The trial court disposed of this issue in the following manner:

"Turning now to a consideration of the severance damage to the south remainder, we note first that the defendant landowner is provided reasonable access after the taking. We acknowledge that inconvenience, diversion of traffic and change in attending conditions resulted from the taking but, from the evidence, it is not established that these residuals diminish the value of the remainder. Accordingly, they are not proper elements of severance damages nor is the lack of direct highway access. Rudolph Ramelli, Inc. v. City of New Orleans, 233 La. 291, 96 So.2d 572; State, Through the Department of Highways v. Lewis, La.App., 1st Cir., 142 So. 2d 652; and, State, Through Department *873 of Highways v. Elmer Lee Hunt, La.App., 1st Cir., 219 So.2d 602.
"The Department of Highways in this case did not plead nor attempt to prove that the south remainder received any special benefits which could be used as an offset against severance damages. Their appraisers, based on their experience and knowledge as experts, simply placed a value per acre on the remainder which resulted in net damages of $500.00 per acre. However, the landowner took the position that the value of the remainder, for residential development, was worth more per acre immediately after the taking provided the land was `cured' by affording it the same utilities, sewerage and other benefits it enjoyed prior to the taking and which were now lost. Considering the initial value placed on the land as before the taking by Messrs. Lejeune and Williams, their stated increased value after the taking with the same benefits provided, and their stated `cost of cure' or cost of replacing the benefits it enjoyed before the taking, those gentlemen came up with net severance damages greatly in excess of that determined by their opposing colleagues. They cited a comparable, another remainder in the general vicinity, as a basis for their increased value per acre after the taking. Aside from whether their comparable is valid, the Court is faced with deciding which of the two appraisal approaches is more logical for the land in question, i. e., the `cost of cure' approach as opposed to the relatively simple approach of before value based on comparables and after value based on expert opinion. We are attracted by the assertion that remainders along our interstate system are immediately worth more than they were before the `takings' because we are convinced that this is true in many cases with or without regard to the general and/or special benefits that ensue. In this case the benefits relied upon by the defendant as special benefits which increase the value of the south remainder is its increased accessibility and its visibility to expressway motorists before they reach the exit ramp. While it seems refreshing for a landowner to take the position that his remainder is immediately worth more, we are fully cognizant that only an illusion may be created when the cost of cure is considered. For example, this approach could certainly not be used if the cost of cure was so great that it resulted in the Department of Highways paying more in severance damages than it would have cost to take the same land outright.

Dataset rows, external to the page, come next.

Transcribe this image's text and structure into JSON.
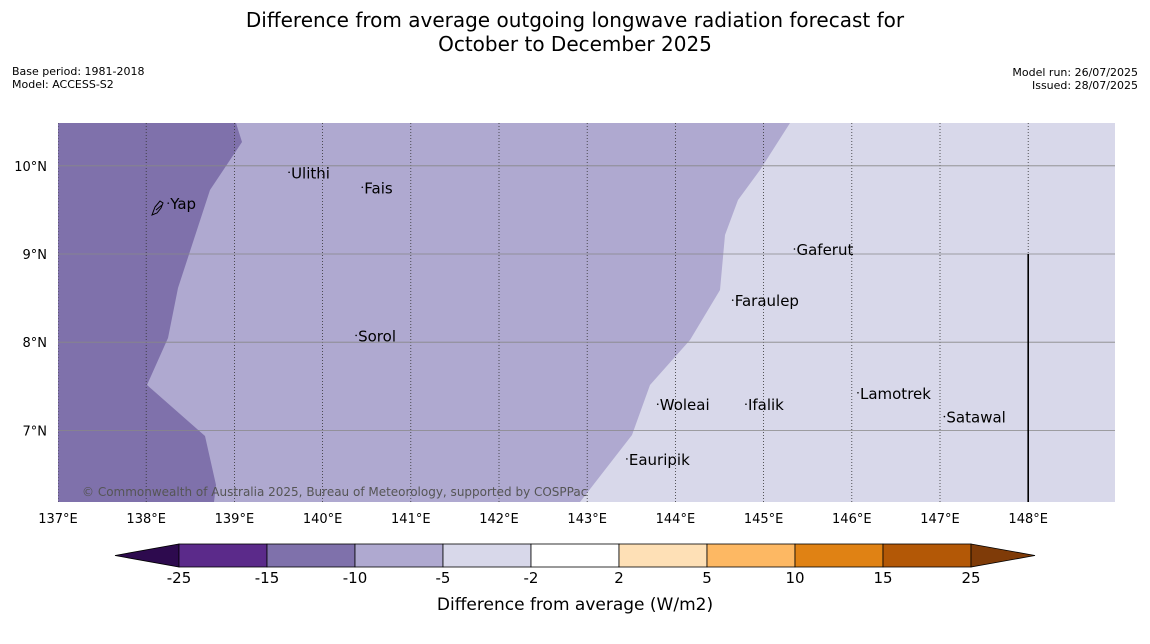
{
  "title": {
    "line1": "Difference from average outgoing longwave radiation forecast for",
    "line2": "October to December 2025"
  },
  "meta": {
    "base_period": "Base period: 1981-2018",
    "model": "Model: ACCESS-S2",
    "model_run": "Model run: 26/07/2025",
    "issued": "Issued: 28/07/2025"
  },
  "map": {
    "extent": {
      "lon_min": 137,
      "lon_max": 149,
      "lat_min": 6.2,
      "lat_max": 10.5
    },
    "lon_ticks": [
      {
        "lon": 137,
        "label": "137°E"
      },
      {
        "lon": 138,
        "label": "138°E"
      },
      {
        "lon": 139,
        "label": "139°E"
      },
      {
        "lon": 140,
        "label": "140°E"
      },
      {
        "lon": 141,
        "label": "141°E"
      },
      {
        "lon": 142,
        "label": "142°E"
      },
      {
        "lon": 143,
        "label": "143°E"
      },
      {
        "lon": 144,
        "label": "144°E"
      },
      {
        "lon": 145,
        "label": "145°E"
      },
      {
        "lon": 146,
        "label": "146°E"
      },
      {
        "lon": 147,
        "label": "147°E"
      },
      {
        "lon": 148,
        "label": "148°E"
      }
    ],
    "lat_ticks": [
      {
        "lat": 10,
        "label": "10°N"
      },
      {
        "lat": 9,
        "label": "9°N"
      },
      {
        "lat": 8,
        "label": "8°N"
      },
      {
        "lat": 7,
        "label": "7°N"
      }
    ],
    "colors": {
      "band_minus15_minus10": "#7f71ab",
      "band_minus10_minus5": "#afa9d0",
      "band_minus5_minus2": "#d8d8ea"
    },
    "boundary_line": {
      "lon": 148,
      "lat_min": 6.2,
      "lat_max": 9.0,
      "color": "#000000"
    },
    "places": [
      {
        "name": "Yap",
        "lon": 138.25,
        "lat": 9.52
      },
      {
        "name": "Ulithi",
        "lon": 139.62,
        "lat": 9.87
      },
      {
        "name": "Fais",
        "lon": 140.45,
        "lat": 9.7
      },
      {
        "name": "Gaferut",
        "lon": 145.35,
        "lat": 9.0
      },
      {
        "name": "Faraulep",
        "lon": 144.65,
        "lat": 8.42
      },
      {
        "name": "Sorol",
        "lon": 140.38,
        "lat": 8.02
      },
      {
        "name": "Lamotrek",
        "lon": 146.07,
        "lat": 7.37
      },
      {
        "name": "Woleai",
        "lon": 143.8,
        "lat": 7.24
      },
      {
        "name": "Ifalik",
        "lon": 144.8,
        "lat": 7.24
      },
      {
        "name": "Satawal",
        "lon": 147.05,
        "lat": 7.1
      },
      {
        "name": "Eauripik",
        "lon": 143.45,
        "lat": 6.62
      }
    ],
    "copyright": "© Commonwealth of Australia 2025, Bureau of Meteorology, supported by COSPPac"
  },
  "colorbar": {
    "title": "Difference from average (W/m2)",
    "boundaries": [
      "-25",
      "-15",
      "-10",
      "-5",
      "-2",
      "2",
      "5",
      "10",
      "15",
      "25"
    ],
    "colors": [
      "#5b2a8a",
      "#7f71ab",
      "#afa9d0",
      "#d8d8ea",
      "#ffffff",
      "#fee0b6",
      "#fdb863",
      "#e08214",
      "#b35806"
    ],
    "under_color": "#2d0a4e",
    "over_color": "#7f3b08"
  }
}
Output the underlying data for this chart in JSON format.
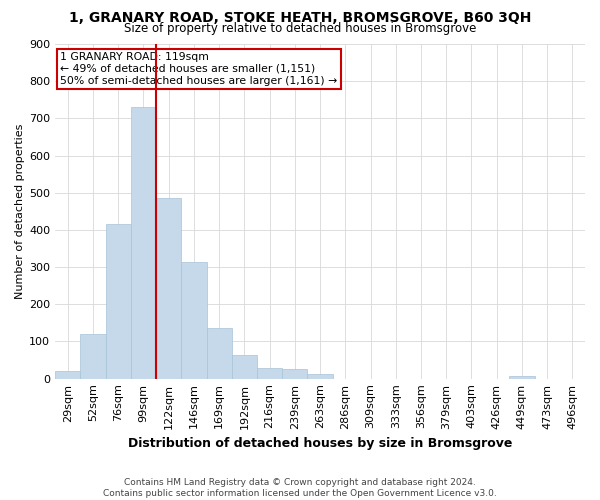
{
  "title": "1, GRANARY ROAD, STOKE HEATH, BROMSGROVE, B60 3QH",
  "subtitle": "Size of property relative to detached houses in Bromsgrove",
  "xlabel": "Distribution of detached houses by size in Bromsgrove",
  "ylabel": "Number of detached properties",
  "bar_color": "#c6d9ea",
  "bar_edge_color": "#a8c4d8",
  "categories": [
    "29sqm",
    "52sqm",
    "76sqm",
    "99sqm",
    "122sqm",
    "146sqm",
    "169sqm",
    "192sqm",
    "216sqm",
    "239sqm",
    "263sqm",
    "286sqm",
    "309sqm",
    "333sqm",
    "356sqm",
    "379sqm",
    "403sqm",
    "426sqm",
    "449sqm",
    "473sqm",
    "496sqm"
  ],
  "values": [
    20,
    120,
    415,
    730,
    485,
    315,
    135,
    65,
    30,
    25,
    12,
    0,
    0,
    0,
    0,
    0,
    0,
    0,
    8,
    0,
    0
  ],
  "red_line_x": 4,
  "annotation_line1": "1 GRANARY ROAD: 119sqm",
  "annotation_line2": "← 49% of detached houses are smaller (1,151)",
  "annotation_line3": "50% of semi-detached houses are larger (1,161) →",
  "annotation_box_color": "#ffffff",
  "annotation_box_edge": "#cc0000",
  "red_line_color": "#cc0000",
  "grid_color": "#d8d8d8",
  "background_color": "#ffffff",
  "footer": "Contains HM Land Registry data © Crown copyright and database right 2024.\nContains public sector information licensed under the Open Government Licence v3.0.",
  "ylim": [
    0,
    900
  ],
  "yticks": [
    0,
    100,
    200,
    300,
    400,
    500,
    600,
    700,
    800,
    900
  ]
}
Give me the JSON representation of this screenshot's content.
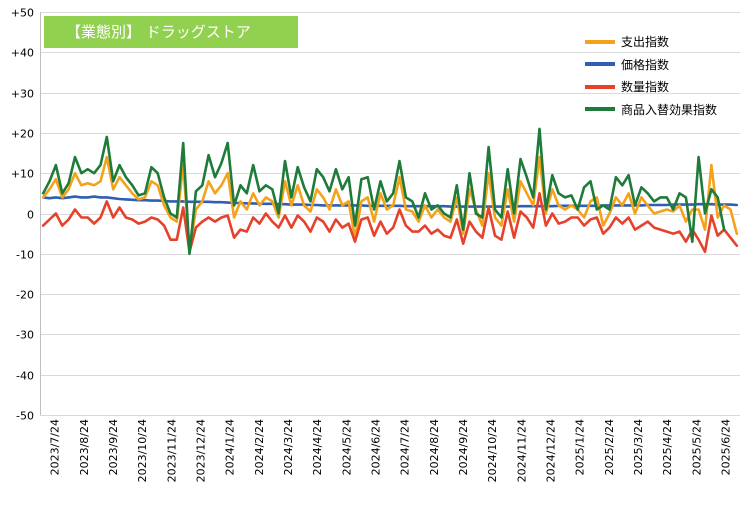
{
  "chart_data": {
    "type": "line",
    "title": "【業態別】 ドラッグストア",
    "xlabel": "",
    "ylabel": "",
    "ylim": [
      -50,
      50
    ],
    "y_ticks": [
      "+50",
      "+40",
      "+30",
      "+20",
      "+10",
      "0",
      "-10",
      "-20",
      "-30",
      "-40",
      "-50"
    ],
    "x_tick_labels": [
      "2023/7/24",
      "2023/8/24",
      "2023/9/24",
      "2023/10/24",
      "2023/11/24",
      "2023/12/24",
      "2024/1/24",
      "2024/2/24",
      "2024/3/24",
      "2024/4/24",
      "2024/5/24",
      "2024/6/24",
      "2024/7/24",
      "2024/8/24",
      "2024/9/24",
      "2024/10/24",
      "2024/11/24",
      "2024/12/24",
      "2025/1/24",
      "2025/2/24",
      "2025/3/24",
      "2025/4/24",
      "2025/5/24",
      "2025/6/24"
    ],
    "legend_position": "top-right",
    "grid": "horizontal",
    "series": [
      {
        "name": "支出指数",
        "color": "#f5a21b",
        "values": [
          4,
          6,
          8.5,
          4,
          6,
          10,
          7,
          7.5,
          7,
          8,
          14,
          6,
          9,
          7,
          5,
          3.5,
          4,
          8,
          7,
          2,
          -1,
          -2,
          12,
          -9,
          1,
          3,
          8,
          5,
          7,
          10,
          -1,
          3,
          1,
          5,
          2,
          4,
          3,
          -1,
          8,
          2,
          7,
          2,
          0.5,
          6,
          4,
          1,
          6,
          2,
          3,
          -6,
          3,
          4,
          -2,
          5,
          1,
          2,
          9,
          1,
          0.5,
          -2,
          2,
          -1,
          1,
          -1,
          -2,
          4,
          -5,
          6,
          1,
          -3,
          10,
          -1,
          -3,
          6,
          -2,
          8,
          5,
          2,
          14,
          0,
          6,
          2,
          1,
          2,
          1,
          -1,
          3,
          4,
          -3,
          0,
          4,
          2,
          5,
          0,
          4,
          2,
          0,
          0.5,
          1,
          0.5,
          2,
          -2,
          1,
          1,
          -4,
          12,
          -1,
          2,
          1,
          -5
        ]
      },
      {
        "name": "価格指数",
        "color": "#2e5fb4",
        "values": [
          4,
          3.8,
          4,
          3.8,
          4,
          4.2,
          4,
          4,
          4.2,
          4,
          4,
          3.8,
          3.6,
          3.5,
          3.4,
          3.3,
          3.3,
          3.2,
          3.2,
          3.1,
          3,
          3,
          3,
          2.9,
          2.9,
          2.9,
          2.9,
          2.8,
          2.8,
          2.7,
          2.6,
          2.6,
          2.5,
          2.5,
          2.4,
          2.4,
          2.4,
          2.3,
          2.3,
          2.2,
          2.2,
          2.2,
          2.1,
          2.1,
          2,
          2,
          2,
          2,
          2,
          2,
          2,
          1.9,
          1.9,
          1.9,
          1.9,
          1.9,
          1.9,
          1.8,
          1.8,
          1.8,
          1.8,
          1.8,
          1.8,
          1.8,
          1.7,
          1.7,
          1.7,
          1.7,
          1.7,
          1.7,
          1.7,
          1.7,
          1.7,
          1.7,
          1.7,
          1.8,
          1.8,
          1.8,
          1.8,
          1.8,
          1.8,
          1.9,
          1.9,
          1.9,
          1.9,
          1.9,
          1.9,
          1.9,
          2,
          2,
          2,
          2,
          2,
          2,
          2,
          2.1,
          2.1,
          2.1,
          2.1,
          2.2,
          2.2,
          2.2,
          2.2,
          2.3,
          2.3,
          2.3,
          2.2,
          2.2,
          2.2,
          2.1
        ]
      },
      {
        "name": "数量指数",
        "color": "#e6412b",
        "values": [
          -3,
          -1.5,
          0,
          -3,
          -1.5,
          1,
          -1,
          -1,
          -2.5,
          -1,
          3,
          -1,
          1.5,
          -1,
          -1.5,
          -2.5,
          -2,
          -1,
          -1.5,
          -3,
          -6.5,
          -6.5,
          1.5,
          -9.5,
          -3.5,
          -2,
          -1,
          -2,
          -1,
          -0.5,
          -6,
          -4,
          -4.5,
          -1,
          -2.5,
          0,
          -2,
          -3.5,
          -0.5,
          -3.5,
          -0.5,
          -2,
          -4.5,
          -1,
          -2,
          -4.5,
          -1.5,
          -3.5,
          -2.5,
          -7,
          -1.5,
          -1,
          -5.5,
          -2,
          -5,
          -3.5,
          1,
          -3,
          -4.5,
          -4.5,
          -3,
          -5,
          -4,
          -5.5,
          -6,
          -1.5,
          -7.5,
          -2,
          -4.5,
          -6,
          1.5,
          -5.5,
          -6.5,
          0.5,
          -6,
          0.5,
          -1,
          -3.5,
          5,
          -3,
          0,
          -2.5,
          -2,
          -1,
          -1,
          -3,
          -1.5,
          -1,
          -5,
          -3.5,
          -1,
          -2.5,
          -1,
          -4,
          -3,
          -2,
          -3.5,
          -4,
          -4.5,
          -5,
          -4.5,
          -7,
          -4,
          -6.5,
          -9.5,
          -0.5,
          -5.5,
          -4,
          -6,
          -8
        ]
      },
      {
        "name": "商品入替効果指数",
        "color": "#1e7b3a",
        "values": [
          5,
          8,
          12,
          5,
          7.5,
          14,
          10,
          11,
          10,
          12,
          19,
          8,
          12,
          9,
          7,
          4.5,
          5,
          11.5,
          10,
          4,
          0,
          -1,
          17.5,
          -10,
          5.5,
          7,
          14.5,
          9,
          12.5,
          17.5,
          2,
          7,
          5,
          12,
          5.5,
          7,
          6,
          0,
          13,
          4,
          11.5,
          6.5,
          3,
          11,
          9,
          5.5,
          11,
          6,
          9,
          -3,
          8.5,
          9,
          1,
          8,
          3,
          5,
          13,
          4,
          3,
          -1,
          5,
          1,
          2,
          0,
          -1,
          7,
          -4,
          10,
          0,
          -1,
          16.5,
          1,
          -1,
          11,
          0,
          13.5,
          9,
          4,
          21,
          1,
          9.5,
          5,
          4,
          4.5,
          1,
          6.5,
          8,
          1,
          2,
          1,
          9,
          7,
          9.5,
          2,
          6.5,
          5,
          3,
          4,
          4,
          1,
          5,
          4,
          -7,
          14,
          0,
          6,
          4,
          -4
        ]
      }
    ]
  }
}
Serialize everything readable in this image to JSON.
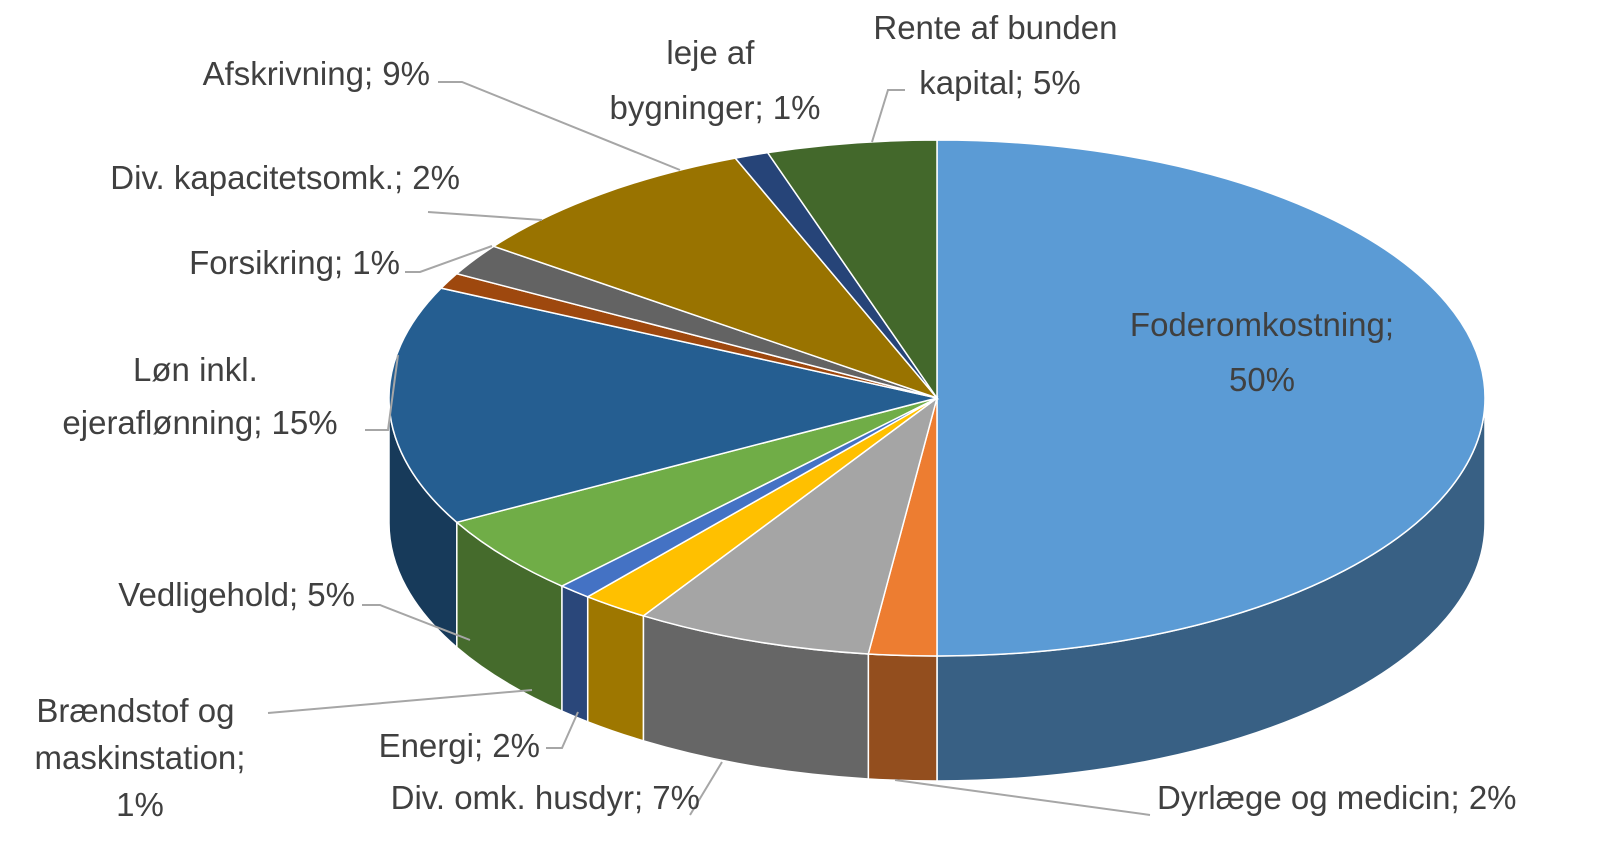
{
  "chart_data": {
    "type": "pie3d",
    "categories": [
      "Foderomkostning",
      "Dyrlæge og medicin",
      "Div. omk. husdyr",
      "Energi",
      "Brændstof og maskinstation",
      "Vedligehold",
      "Løn inkl. ejeraflønning",
      "Forsikring",
      "Div. kapacitetsomk.",
      "Afskrivning",
      "leje af bygninger",
      "Rente af bunden kapital"
    ],
    "values": [
      50,
      2,
      7,
      2,
      1,
      5,
      15,
      1,
      2,
      9,
      1,
      5
    ],
    "value_labels": [
      "50%",
      "2%",
      "7%",
      "2%",
      "1%",
      "5%",
      "15%",
      "1%",
      "2%",
      "9%",
      "1%",
      "5%"
    ],
    "label_separator": ";",
    "colors": [
      "#5b9bd5",
      "#ed7d31",
      "#a5a5a5",
      "#ffc000",
      "#4472c4",
      "#70ad47",
      "#255e91",
      "#9e480e",
      "#636363",
      "#997300",
      "#264478",
      "#43682b"
    ]
  }
}
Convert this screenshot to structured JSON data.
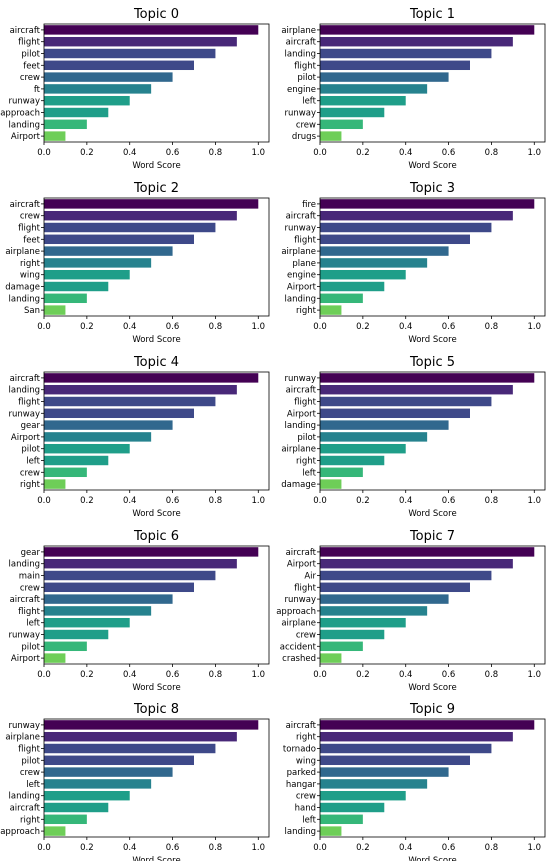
{
  "figure": {
    "xlabel": "Word Score"
  },
  "colors": [
    "#440154",
    "#482878",
    "#3e4989",
    "#31688e",
    "#26828e",
    "#1f9e89",
    "#35b779",
    "#6ece58"
  ],
  "chart_data": [
    {
      "type": "bar",
      "title": "Topic 0",
      "xlabel": "Word Score",
      "xlim": [
        0,
        1.05
      ],
      "xticks": [
        "0.0",
        "0.2",
        "0.4",
        "0.6",
        "0.8",
        "1.0"
      ],
      "categories": [
        "aircraft",
        "flight",
        "pilot",
        "feet",
        "crew",
        "ft",
        "runway",
        "approach",
        "landing",
        "Airport"
      ],
      "values": [
        1.0,
        0.9,
        0.8,
        0.7,
        0.6,
        0.5,
        0.4,
        0.3,
        0.2,
        0.1
      ]
    },
    {
      "type": "bar",
      "title": "Topic 1",
      "xlabel": "Word Score",
      "xlim": [
        0,
        1.05
      ],
      "xticks": [
        "0.0",
        "0.2",
        "0.4",
        "0.6",
        "0.8",
        "1.0"
      ],
      "categories": [
        "airplane",
        "aircraft",
        "landing",
        "flight",
        "pilot",
        "engine",
        "left",
        "runway",
        "crew",
        "drugs"
      ],
      "values": [
        1.0,
        0.9,
        0.8,
        0.7,
        0.6,
        0.5,
        0.4,
        0.3,
        0.2,
        0.1
      ]
    },
    {
      "type": "bar",
      "title": "Topic 2",
      "xlabel": "Word Score",
      "xlim": [
        0,
        1.05
      ],
      "xticks": [
        "0.0",
        "0.2",
        "0.4",
        "0.6",
        "0.8",
        "1.0"
      ],
      "categories": [
        "aircraft",
        "crew",
        "flight",
        "feet",
        "airplane",
        "right",
        "wing",
        "damage",
        "landing",
        "San"
      ],
      "values": [
        1.0,
        0.9,
        0.8,
        0.7,
        0.6,
        0.5,
        0.4,
        0.3,
        0.2,
        0.1
      ]
    },
    {
      "type": "bar",
      "title": "Topic 3",
      "xlabel": "Word Score",
      "xlim": [
        0,
        1.05
      ],
      "xticks": [
        "0.0",
        "0.2",
        "0.4",
        "0.6",
        "0.8",
        "1.0"
      ],
      "categories": [
        "fire",
        "aircraft",
        "runway",
        "flight",
        "airplane",
        "plane",
        "engine",
        "Airport",
        "landing",
        "right"
      ],
      "values": [
        1.0,
        0.9,
        0.8,
        0.7,
        0.6,
        0.5,
        0.4,
        0.3,
        0.2,
        0.1
      ]
    },
    {
      "type": "bar",
      "title": "Topic 4",
      "xlabel": "Word Score",
      "xlim": [
        0,
        1.05
      ],
      "xticks": [
        "0.0",
        "0.2",
        "0.4",
        "0.6",
        "0.8",
        "1.0"
      ],
      "categories": [
        "aircraft",
        "landing",
        "flight",
        "runway",
        "gear",
        "Airport",
        "pilot",
        "left",
        "crew",
        "right"
      ],
      "values": [
        1.0,
        0.9,
        0.8,
        0.7,
        0.6,
        0.5,
        0.4,
        0.3,
        0.2,
        0.1
      ]
    },
    {
      "type": "bar",
      "title": "Topic 5",
      "xlabel": "Word Score",
      "xlim": [
        0,
        1.05
      ],
      "xticks": [
        "0.0",
        "0.2",
        "0.4",
        "0.6",
        "0.8",
        "1.0"
      ],
      "categories": [
        "runway",
        "aircraft",
        "flight",
        "Airport",
        "landing",
        "pilot",
        "airplane",
        "right",
        "left",
        "damage"
      ],
      "values": [
        1.0,
        0.9,
        0.8,
        0.7,
        0.6,
        0.5,
        0.4,
        0.3,
        0.2,
        0.1
      ]
    },
    {
      "type": "bar",
      "title": "Topic 6",
      "xlabel": "Word Score",
      "xlim": [
        0,
        1.05
      ],
      "xticks": [
        "0.0",
        "0.2",
        "0.4",
        "0.6",
        "0.8",
        "1.0"
      ],
      "categories": [
        "gear",
        "landing",
        "main",
        "crew",
        "aircraft",
        "flight",
        "left",
        "runway",
        "pilot",
        "Airport"
      ],
      "values": [
        1.0,
        0.9,
        0.8,
        0.7,
        0.6,
        0.5,
        0.4,
        0.3,
        0.2,
        0.1
      ]
    },
    {
      "type": "bar",
      "title": "Topic 7",
      "xlabel": "Word Score",
      "xlim": [
        0,
        1.05
      ],
      "xticks": [
        "0.0",
        "0.2",
        "0.4",
        "0.6",
        "0.8",
        "1.0"
      ],
      "categories": [
        "aircraft",
        "Airport",
        "Air",
        "flight",
        "runway",
        "approach",
        "airplane",
        "crew",
        "accident",
        "crashed"
      ],
      "values": [
        1.0,
        0.9,
        0.8,
        0.7,
        0.6,
        0.5,
        0.4,
        0.3,
        0.2,
        0.1
      ]
    },
    {
      "type": "bar",
      "title": "Topic 8",
      "xlabel": "Word Score",
      "xlim": [
        0,
        1.05
      ],
      "xticks": [
        "0.0",
        "0.2",
        "0.4",
        "0.6",
        "0.8",
        "1.0"
      ],
      "categories": [
        "runway",
        "airplane",
        "flight",
        "pilot",
        "crew",
        "left",
        "landing",
        "aircraft",
        "right",
        "approach"
      ],
      "values": [
        1.0,
        0.9,
        0.8,
        0.7,
        0.6,
        0.5,
        0.4,
        0.3,
        0.2,
        0.1
      ]
    },
    {
      "type": "bar",
      "title": "Topic 9",
      "xlabel": "Word Score",
      "xlim": [
        0,
        1.05
      ],
      "xticks": [
        "0.0",
        "0.2",
        "0.4",
        "0.6",
        "0.8",
        "1.0"
      ],
      "categories": [
        "aircraft",
        "right",
        "tornado",
        "wing",
        "parked",
        "hangar",
        "crew",
        "hand",
        "left",
        "landing"
      ],
      "values": [
        1.0,
        0.9,
        0.8,
        0.7,
        0.6,
        0.5,
        0.4,
        0.3,
        0.2,
        0.1
      ]
    }
  ]
}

"In reviewing the testimony of the appraisers who used the cost of cure approach, we have concluded that the comparable used (Blakely to Reiger, et al.) by them to establish the increased value of the south remainder has several characteristics which renders it inappropriate for use in this case. The remainder in question is quite unlike the comparable as regards size, frontage, traffic pattern and adaptability to commercial use. The adjustments which have to be made renders its use here uncertain and speculative in nature and, without a valid basis upon which to assess increased value, the cost of cure approach becomes meaningless. We also point out that if we apply our established value of $3,500.00 per acre for the land before the `taking' instead of the $3,800.00 or $3,950.00 per acre arrived at by these appraisers, a quite different result obtains.